The burden on the PCR testing service has led some experts to call for a change in government strategy.

Majeed said health authorities in the UK should stop asking people to take a PCR test to confirm a positive LFD result to ease the pressure on the “already squeaky” system.

Between January and March this year, the UK Public Health Agency suspended confirmatory PCR tests due to high prevalence. A similar step was taken by the Danish health authorities earlier this month.

Professor Alan McNally, a microbiologist at the University of Birmingham, on Thursday in a series of tweets urged the health minister to “move to socially symptomatic LFD testing” in the UK instead of using more time-consuming PCR tests.

“You can’t possibly run a community PCR test program with a quarter of a million cases a day,” he said.

But a person close to England’s test program said laboratory capacity “was only part of the chain” and supplies of PCR test kits and reagents could also “come under pressure as test volume increases”.

“We are not the only ones doing this, and all nations – in both the private and public sectors – draw on the same inventories of everything from plastic tips and tubes to cotton swabs and PCR reagents,” the source said.
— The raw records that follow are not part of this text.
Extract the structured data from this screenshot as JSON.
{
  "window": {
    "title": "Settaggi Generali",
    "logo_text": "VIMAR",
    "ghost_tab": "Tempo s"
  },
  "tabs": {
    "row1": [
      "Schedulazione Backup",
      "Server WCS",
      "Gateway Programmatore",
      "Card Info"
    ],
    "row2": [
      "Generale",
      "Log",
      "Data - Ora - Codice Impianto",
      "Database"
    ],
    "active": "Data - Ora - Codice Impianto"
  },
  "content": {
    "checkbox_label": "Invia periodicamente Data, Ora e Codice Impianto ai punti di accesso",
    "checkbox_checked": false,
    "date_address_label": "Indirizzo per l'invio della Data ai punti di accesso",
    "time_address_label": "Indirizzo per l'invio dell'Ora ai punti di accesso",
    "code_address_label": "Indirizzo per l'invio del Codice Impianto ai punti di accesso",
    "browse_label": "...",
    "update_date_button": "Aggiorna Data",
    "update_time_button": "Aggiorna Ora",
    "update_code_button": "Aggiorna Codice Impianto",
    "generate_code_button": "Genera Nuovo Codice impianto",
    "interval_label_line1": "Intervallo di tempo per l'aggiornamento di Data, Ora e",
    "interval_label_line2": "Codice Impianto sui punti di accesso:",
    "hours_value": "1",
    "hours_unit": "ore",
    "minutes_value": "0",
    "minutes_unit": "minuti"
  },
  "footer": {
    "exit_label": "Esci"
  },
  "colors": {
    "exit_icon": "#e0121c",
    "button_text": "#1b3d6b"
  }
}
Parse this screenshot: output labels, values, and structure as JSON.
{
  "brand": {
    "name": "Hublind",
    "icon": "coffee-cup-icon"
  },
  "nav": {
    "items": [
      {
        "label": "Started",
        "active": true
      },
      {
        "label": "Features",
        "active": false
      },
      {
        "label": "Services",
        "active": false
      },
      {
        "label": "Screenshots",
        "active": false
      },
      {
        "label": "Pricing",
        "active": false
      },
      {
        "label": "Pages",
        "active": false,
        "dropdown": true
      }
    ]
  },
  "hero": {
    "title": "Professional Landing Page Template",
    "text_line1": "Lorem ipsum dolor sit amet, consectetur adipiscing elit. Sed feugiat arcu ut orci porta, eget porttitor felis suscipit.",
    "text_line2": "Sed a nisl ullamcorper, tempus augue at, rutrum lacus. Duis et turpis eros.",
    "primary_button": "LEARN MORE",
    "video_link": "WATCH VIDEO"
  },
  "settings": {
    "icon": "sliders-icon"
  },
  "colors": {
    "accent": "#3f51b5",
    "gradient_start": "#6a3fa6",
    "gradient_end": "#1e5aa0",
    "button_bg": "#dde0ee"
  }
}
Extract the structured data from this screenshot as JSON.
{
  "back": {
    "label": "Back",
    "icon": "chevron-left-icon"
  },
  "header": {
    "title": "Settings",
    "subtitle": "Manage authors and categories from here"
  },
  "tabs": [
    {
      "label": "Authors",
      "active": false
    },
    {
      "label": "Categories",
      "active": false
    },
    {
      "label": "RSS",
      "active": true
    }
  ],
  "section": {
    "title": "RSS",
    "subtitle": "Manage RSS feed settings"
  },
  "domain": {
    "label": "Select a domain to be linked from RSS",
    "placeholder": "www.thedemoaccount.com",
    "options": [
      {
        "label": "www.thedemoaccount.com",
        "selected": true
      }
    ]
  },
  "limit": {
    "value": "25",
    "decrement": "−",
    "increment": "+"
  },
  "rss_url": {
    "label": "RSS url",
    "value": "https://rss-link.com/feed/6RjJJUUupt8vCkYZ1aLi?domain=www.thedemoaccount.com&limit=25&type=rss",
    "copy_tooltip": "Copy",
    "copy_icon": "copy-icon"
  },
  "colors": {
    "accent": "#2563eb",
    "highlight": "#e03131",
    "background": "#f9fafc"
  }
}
How will lateral flow tests affect the transmission on New Year’s Eve?

Iain Buchan, a professor of public health at Liverpool University, said LFDs “broke transmission chains” over Christmas, resulting in people “staying home when they were positive instead of going to grandma”.

He predicted that the same benefits would come from testing over New Year’s Eve if sufficient supplies were available. “Societal behavior around risk mitigation and testing has completely changed,” he said.

But Petersen said she expected LFD consumption to have been higher over Christmas due to younger groups feeling “a greater sense of responsibility towards older people in their families”.

“Lateral flow tests work when you have everyone to do them,” she said. “If you go to a big party where only 50 percent of people have done it, it will reduce the spread, but it’s less of a guarantee.”

However, John Drury, a professor of social psychology at the University of Sussex, said he was concerned about the “excessive security” that a negative outcome offers.

“How many know that [LFDs] should be taken as late as possible, otherwise they are much less effective ?, ”Drury asked. “They can help people make an informed assessment of how to interact with others, but they can provide false reassurance.”